Re: Implementing keyword comparison scheme (reverse search)
Posted: Sun Jan 25, 2009 11:54 am
by josh
Cool, I meant if your word database was particularly large ( millions of records ) you would basically create another table that kept track of "features", then instead of checking each word individually ( which has a high asymptotic complexity ), you'd search for patterns of words, which would arguably be more contextually accurate, too.. But I'm all for keeping it simple and it sounds like this would have been overkill.
Re: Implementing keyword comparison scheme (reverse search)
Posted: Sun Jan 25, 2009 11:57 am
by Eran
ah I see what you meant now. At some point in the future we'll probably implement some sort of advanced word filter based on statistics and common combination, but for now it works well.

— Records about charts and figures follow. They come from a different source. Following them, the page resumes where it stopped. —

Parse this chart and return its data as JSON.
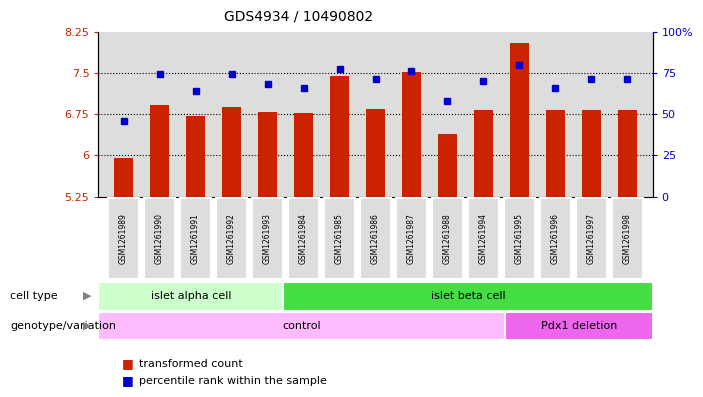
{
  "title": "GDS4934 / 10490802",
  "samples": [
    "GSM1261989",
    "GSM1261990",
    "GSM1261991",
    "GSM1261992",
    "GSM1261993",
    "GSM1261984",
    "GSM1261985",
    "GSM1261986",
    "GSM1261987",
    "GSM1261988",
    "GSM1261994",
    "GSM1261995",
    "GSM1261996",
    "GSM1261997",
    "GSM1261998"
  ],
  "bar_values": [
    5.95,
    6.92,
    6.72,
    6.88,
    6.78,
    6.76,
    7.45,
    6.84,
    7.52,
    6.38,
    6.82,
    8.05,
    6.82,
    6.82,
    6.82
  ],
  "dot_values_pct": [
    46,
    74,
    64,
    74,
    68,
    66,
    77,
    71,
    76,
    58,
    70,
    80,
    66,
    71,
    71
  ],
  "ylim_left": [
    5.25,
    8.25
  ],
  "ylim_right": [
    0,
    100
  ],
  "yticks_left": [
    5.25,
    6.0,
    6.75,
    7.5,
    8.25
  ],
  "yticks_right": [
    0,
    25,
    50,
    75,
    100
  ],
  "ytick_labels_left": [
    "5.25",
    "6",
    "6.75",
    "7.5",
    "8.25"
  ],
  "ytick_labels_right": [
    "0",
    "25",
    "50",
    "75",
    "100%"
  ],
  "hlines": [
    6.0,
    6.75,
    7.5
  ],
  "bar_color": "#cc2200",
  "dot_color": "#0000cc",
  "cell_type_labels": [
    {
      "text": "islet alpha cell",
      "start": 0,
      "end": 4,
      "color": "#ccffcc"
    },
    {
      "text": "islet beta cell",
      "start": 5,
      "end": 14,
      "color": "#44dd44"
    }
  ],
  "genotype_labels": [
    {
      "text": "control",
      "start": 0,
      "end": 10,
      "color": "#ffbbff"
    },
    {
      "text": "Pdx1 deletion",
      "start": 11,
      "end": 14,
      "color": "#ee66ee"
    }
  ],
  "legend": [
    {
      "label": "transformed count",
      "color": "#cc2200"
    },
    {
      "label": "percentile rank within the sample",
      "color": "#0000cc"
    }
  ],
  "axis_label_color_left": "#cc2200",
  "axis_label_color_right": "#0000cc",
  "bg_color": "#dddddd",
  "cell_type_row_label": "cell type",
  "genotype_row_label": "genotype/variation"
}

Re: Implementing keyword comparison scheme (reverse search)
Posted: Sun Jan 25, 2009 1:00 pm
by josh
Yep. then word stemming. Then comes first order logic and knowledge representation / reduction & induction, then there's combinatorial morphology, word & sentence heads. Noun phrases, verb phrases, and noun and verb bars, Then comes grammar tracing..
Eg "what did george put in the garage?" is "traced" syntactically by our brains to "[trace] george put what in the garage" ( see verbs require "arguments", and then humans come along and morph the rules to better suit our needs, which makes the algorithms much more complex ). If you're interested check out Noam Chomsky, the father of linguistics.